—¡Hola! ¡Ultra Súper Omega Plus System al habla!
El anuncio resonó como si fuera una transmisión oficial desde algún plano celestial… o infernal. Lo miré de reojo. No, más bien infernal.
—¡Sippy! —exclamó el bebé con emoción, señalándolo con una manita feliz.
—Sippy al habla —corrigió la esfera flotante con rapidez, casi ofendido. Luego, con voz de presentador de reality, continuó—: El capítulo de hoy… ¡La batalla del sonido! ¿Yuzato por fin demostrará por qué se llama a sí mismo héroe? ¿O acaso seguirá siendo el inútil de siempre? ¡No hagan apuestas, la respuesta es obvia!
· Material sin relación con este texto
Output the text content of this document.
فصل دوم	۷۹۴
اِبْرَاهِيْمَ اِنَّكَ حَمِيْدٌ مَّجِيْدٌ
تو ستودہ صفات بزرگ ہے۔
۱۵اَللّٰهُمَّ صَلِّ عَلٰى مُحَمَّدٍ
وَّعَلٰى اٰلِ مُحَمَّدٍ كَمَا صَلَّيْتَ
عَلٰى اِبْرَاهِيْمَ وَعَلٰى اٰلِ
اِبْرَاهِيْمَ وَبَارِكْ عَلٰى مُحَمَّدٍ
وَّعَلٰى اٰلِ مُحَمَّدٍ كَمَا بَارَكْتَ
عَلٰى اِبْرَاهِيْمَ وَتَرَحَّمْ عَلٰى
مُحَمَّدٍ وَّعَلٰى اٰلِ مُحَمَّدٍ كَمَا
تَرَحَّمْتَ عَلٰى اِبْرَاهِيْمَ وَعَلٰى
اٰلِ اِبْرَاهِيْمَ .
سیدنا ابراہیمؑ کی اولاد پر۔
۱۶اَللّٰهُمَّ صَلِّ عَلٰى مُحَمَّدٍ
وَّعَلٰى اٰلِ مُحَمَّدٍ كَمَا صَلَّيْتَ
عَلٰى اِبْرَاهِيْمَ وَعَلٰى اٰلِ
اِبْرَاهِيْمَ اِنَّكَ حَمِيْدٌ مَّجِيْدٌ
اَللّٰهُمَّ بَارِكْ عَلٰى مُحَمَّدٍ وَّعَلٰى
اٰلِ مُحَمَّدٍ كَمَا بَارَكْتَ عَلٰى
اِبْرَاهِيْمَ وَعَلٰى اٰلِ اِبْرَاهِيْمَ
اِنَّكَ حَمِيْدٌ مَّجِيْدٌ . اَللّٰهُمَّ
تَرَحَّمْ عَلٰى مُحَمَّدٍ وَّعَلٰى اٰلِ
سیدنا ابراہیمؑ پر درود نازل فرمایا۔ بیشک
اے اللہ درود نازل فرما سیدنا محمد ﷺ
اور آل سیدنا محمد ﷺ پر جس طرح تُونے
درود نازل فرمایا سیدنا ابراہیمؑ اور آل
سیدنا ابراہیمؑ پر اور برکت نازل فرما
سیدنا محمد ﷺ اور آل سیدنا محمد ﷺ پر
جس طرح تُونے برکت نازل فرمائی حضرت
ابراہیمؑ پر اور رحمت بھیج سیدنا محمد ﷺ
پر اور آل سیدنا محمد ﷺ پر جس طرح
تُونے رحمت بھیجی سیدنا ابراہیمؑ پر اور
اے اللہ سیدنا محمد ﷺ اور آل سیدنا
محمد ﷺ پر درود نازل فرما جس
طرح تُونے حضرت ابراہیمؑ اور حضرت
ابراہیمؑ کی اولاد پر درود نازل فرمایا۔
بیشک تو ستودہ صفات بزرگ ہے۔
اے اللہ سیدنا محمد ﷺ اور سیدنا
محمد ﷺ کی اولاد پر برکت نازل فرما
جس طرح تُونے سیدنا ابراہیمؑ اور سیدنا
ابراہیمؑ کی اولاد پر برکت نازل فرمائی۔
Resoplé, rodando los ojos con una mezcla de desprecio y resignación.
—¿Estilo? ¿Este demonio quiere que peleemos con estilo?
Pasé la mano por mi frente, empujando hacia atrás mi rebelde cabellera. Un brillo perfecto surgió en el movimiento, uno tan puro, tan resplandeciente, que por un segundo juré que el mismísimo castillo del rey quedó opacado por mi presencia. Increíble, pensé. Realmente soy un espectáculo visual.
—¡AHORA ELIJAN SU INSTRUMENTO! —bramó el rey desde su trono— ¡SACIEN LA SED DE RITMO DEL INFIERNO!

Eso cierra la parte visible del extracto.